New York Times Rewrites
Fallujah History
Fair.org
November 16, 2004
In three recent reports about the military invasion of the
Iraqi city of Fallujah, the New York Times has misreported the
facts about the April 2004 invasion of the city and the toll it
took on Iraqi civilians.
On November 8, the Times reported: "In April, American troops
were closing in on the city center when popular uprisings broke
out in cities across Iraq. The outrage, fed by mostly unconfirmed
reports of large civilian casualties, forced the Americans to
withdraw. American commanders regarded the reports as inflated,
but it was impossible to determine independently how many
civilians had been killed."
The next day, the Times made the same point, reporting that
the U.S. "had to withdraw during a previous fight for the city in
April after unconfirmed reports of heavy civilian casualties
sparked outrage among both Sunni and Shiite Iraqis." And on
November 15, the Times noted that the current operation
"redressed a disastrous assault on Fallujah last April that was
called off when unconfirmed reports of large civilian casualties
drove the political cost too high."
It's unclear why the Times considers those civilian deaths
"unconfirmed." While there is some debate over precise figures,
this wording leaves the impression that nothing can be reasonably
known about deaths in Fallujah.
The head of Fallujah's hospital, Dr. Rafie al-Issawi, has
consistently maintained that more than 600 people were killed in
the initial U.S. siege of Fallujah in April 2004, a figure that
rose to more than 800 as the siege was lifted and people pinned
down by the fighting were able to register their families' deaths
(Knight-Ridder, 5/9/04). More than 300 of the dead, according to
al-Issawi, were women and children. The Iraqi Health Ministry in
Baghdad, part of the U.S.-installed government, gave a lower
figure of about 271 killed, with 52 of the dead being women and
children. On October 26, the independent British-based group Iraq
Body Count reported that the civilian death toll in Fallujah in
April was about 600, based on their extensive evaluation of the
numbers reported by local hospital officials and the Health
Ministry, as well as mainstream media accounts.

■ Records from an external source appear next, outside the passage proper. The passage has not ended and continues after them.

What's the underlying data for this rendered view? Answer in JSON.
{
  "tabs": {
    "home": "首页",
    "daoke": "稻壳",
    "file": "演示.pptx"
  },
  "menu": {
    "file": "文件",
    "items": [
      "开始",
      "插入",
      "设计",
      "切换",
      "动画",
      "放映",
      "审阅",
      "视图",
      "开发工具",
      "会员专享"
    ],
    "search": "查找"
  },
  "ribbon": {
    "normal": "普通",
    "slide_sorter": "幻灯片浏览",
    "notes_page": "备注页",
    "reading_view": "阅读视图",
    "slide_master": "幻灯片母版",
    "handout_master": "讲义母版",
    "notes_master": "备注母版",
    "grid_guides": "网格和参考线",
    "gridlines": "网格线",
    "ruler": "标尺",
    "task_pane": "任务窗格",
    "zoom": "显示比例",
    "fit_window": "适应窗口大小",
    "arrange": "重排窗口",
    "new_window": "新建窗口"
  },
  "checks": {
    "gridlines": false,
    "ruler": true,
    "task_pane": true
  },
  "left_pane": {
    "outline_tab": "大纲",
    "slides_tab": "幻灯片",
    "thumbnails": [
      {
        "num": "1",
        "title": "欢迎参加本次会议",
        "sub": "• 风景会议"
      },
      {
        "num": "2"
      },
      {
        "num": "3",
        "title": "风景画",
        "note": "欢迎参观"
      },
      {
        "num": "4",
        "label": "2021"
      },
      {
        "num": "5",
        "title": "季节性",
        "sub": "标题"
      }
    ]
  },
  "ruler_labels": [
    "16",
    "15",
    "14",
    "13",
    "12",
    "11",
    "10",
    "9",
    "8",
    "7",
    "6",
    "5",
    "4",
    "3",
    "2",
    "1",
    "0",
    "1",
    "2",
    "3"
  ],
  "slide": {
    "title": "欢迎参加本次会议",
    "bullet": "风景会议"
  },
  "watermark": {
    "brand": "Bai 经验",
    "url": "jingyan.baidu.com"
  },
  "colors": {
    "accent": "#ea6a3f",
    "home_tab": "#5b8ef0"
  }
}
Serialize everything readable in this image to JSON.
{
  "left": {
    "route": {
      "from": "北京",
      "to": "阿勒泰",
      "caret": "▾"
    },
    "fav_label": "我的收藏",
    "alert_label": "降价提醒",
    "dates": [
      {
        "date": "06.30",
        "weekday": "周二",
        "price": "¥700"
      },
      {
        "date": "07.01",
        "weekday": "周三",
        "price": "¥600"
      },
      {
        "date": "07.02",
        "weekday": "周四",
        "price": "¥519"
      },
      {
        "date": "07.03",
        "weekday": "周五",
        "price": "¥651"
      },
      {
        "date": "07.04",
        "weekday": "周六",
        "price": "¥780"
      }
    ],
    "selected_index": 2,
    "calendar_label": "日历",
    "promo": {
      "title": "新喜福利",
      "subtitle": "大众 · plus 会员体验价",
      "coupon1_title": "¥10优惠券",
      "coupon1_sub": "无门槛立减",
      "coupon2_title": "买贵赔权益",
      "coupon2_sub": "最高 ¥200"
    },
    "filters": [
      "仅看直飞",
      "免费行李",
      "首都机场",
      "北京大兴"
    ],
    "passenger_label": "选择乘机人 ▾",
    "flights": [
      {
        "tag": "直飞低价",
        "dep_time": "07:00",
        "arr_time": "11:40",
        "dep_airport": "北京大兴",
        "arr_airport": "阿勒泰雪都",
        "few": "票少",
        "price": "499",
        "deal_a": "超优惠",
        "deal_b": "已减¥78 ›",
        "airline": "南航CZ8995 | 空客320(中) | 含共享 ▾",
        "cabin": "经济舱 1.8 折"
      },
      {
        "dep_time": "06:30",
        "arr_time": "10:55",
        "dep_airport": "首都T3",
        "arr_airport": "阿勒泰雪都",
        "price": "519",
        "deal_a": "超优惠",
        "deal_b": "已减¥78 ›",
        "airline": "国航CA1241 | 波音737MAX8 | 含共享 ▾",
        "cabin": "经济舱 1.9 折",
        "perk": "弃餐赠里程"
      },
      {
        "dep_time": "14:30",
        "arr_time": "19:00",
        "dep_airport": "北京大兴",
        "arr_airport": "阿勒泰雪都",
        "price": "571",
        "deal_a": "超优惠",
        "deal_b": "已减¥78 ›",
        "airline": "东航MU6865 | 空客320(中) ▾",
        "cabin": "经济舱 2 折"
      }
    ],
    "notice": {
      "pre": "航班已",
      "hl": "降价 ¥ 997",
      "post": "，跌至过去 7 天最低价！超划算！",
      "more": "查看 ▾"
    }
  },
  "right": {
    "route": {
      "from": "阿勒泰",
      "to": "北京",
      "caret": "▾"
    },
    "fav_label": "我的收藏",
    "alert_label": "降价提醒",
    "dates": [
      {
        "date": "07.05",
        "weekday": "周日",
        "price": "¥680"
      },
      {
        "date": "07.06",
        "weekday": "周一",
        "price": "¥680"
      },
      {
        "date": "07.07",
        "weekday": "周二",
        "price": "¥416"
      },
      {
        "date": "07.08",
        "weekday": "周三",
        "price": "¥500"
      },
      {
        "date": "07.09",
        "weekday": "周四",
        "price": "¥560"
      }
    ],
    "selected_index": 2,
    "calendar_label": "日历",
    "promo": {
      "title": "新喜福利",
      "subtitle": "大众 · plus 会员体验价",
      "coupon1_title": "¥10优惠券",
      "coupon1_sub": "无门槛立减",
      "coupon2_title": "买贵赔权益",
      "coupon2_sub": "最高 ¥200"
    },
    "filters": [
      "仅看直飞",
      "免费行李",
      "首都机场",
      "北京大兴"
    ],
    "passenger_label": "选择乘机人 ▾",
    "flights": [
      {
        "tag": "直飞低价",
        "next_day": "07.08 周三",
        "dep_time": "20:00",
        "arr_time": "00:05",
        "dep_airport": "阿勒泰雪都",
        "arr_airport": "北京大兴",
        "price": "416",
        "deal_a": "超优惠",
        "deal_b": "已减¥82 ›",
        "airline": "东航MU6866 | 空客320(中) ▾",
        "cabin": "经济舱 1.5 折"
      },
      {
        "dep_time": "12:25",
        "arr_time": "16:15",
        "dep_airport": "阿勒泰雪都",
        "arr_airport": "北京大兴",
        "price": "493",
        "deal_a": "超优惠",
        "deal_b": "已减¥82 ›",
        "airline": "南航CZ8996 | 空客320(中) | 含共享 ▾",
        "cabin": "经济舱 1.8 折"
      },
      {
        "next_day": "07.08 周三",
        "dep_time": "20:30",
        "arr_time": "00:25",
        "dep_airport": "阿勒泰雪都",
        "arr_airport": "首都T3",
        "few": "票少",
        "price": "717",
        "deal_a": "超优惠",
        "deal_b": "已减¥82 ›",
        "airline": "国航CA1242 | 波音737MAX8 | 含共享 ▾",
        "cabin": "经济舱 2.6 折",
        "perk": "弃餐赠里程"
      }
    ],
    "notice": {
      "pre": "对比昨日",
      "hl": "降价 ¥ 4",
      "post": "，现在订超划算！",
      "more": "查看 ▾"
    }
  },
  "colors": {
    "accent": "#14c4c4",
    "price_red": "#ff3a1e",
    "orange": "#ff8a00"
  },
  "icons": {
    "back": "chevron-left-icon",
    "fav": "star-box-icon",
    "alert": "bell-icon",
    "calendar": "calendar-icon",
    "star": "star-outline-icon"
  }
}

Other journalistic investigations depict the reality of
widespread civilian death in Fallujah: An Associated Press tally
of the dead in Iraq (4/30/04) discovered that in Fallujah "two
football fields were turned into cemeteries, with hundreds of
freshly dug graves, marked with wooden planks scrawled with names
-- some with names of women, some marked specifically as
children. At one of the fields, an AP reporter was told by
volunteer gravediggers on April 11 that more than 300 people had
been buried there." A Reuters report (4/13/04) quoted researchers
from Human Rights Watch calling for an investigation based on
reports they received from residents fleeing the violence in
Fallujah.
Even the lower estimates provided by the Health Ministry
debunk the Times' repeated assertion that reports of "large
civilian casualties" are "unconfirmed"-- unless the paper wants
to maintain that 52 women and children killed in an attempt to
"liberate" their city are inconsequential. But the Times should
know from its own reporting that the higher casualty figures are
much more realistic.
On October 19, the Times reported: "There are no agreed
figures for civilian deaths in Iraq over all since the war began
in early 2003, but the best estimates, by private groups and
independent news organizations, place the figure in the 10,000 to
15,000 range." It would seem obvious, then, that the bombing of a
large civilian population in Iraq in what the Times called "the
most intense aerial bombardment in Iraq since major combat ended"
(4/30/04) would produce significant civilian casualties.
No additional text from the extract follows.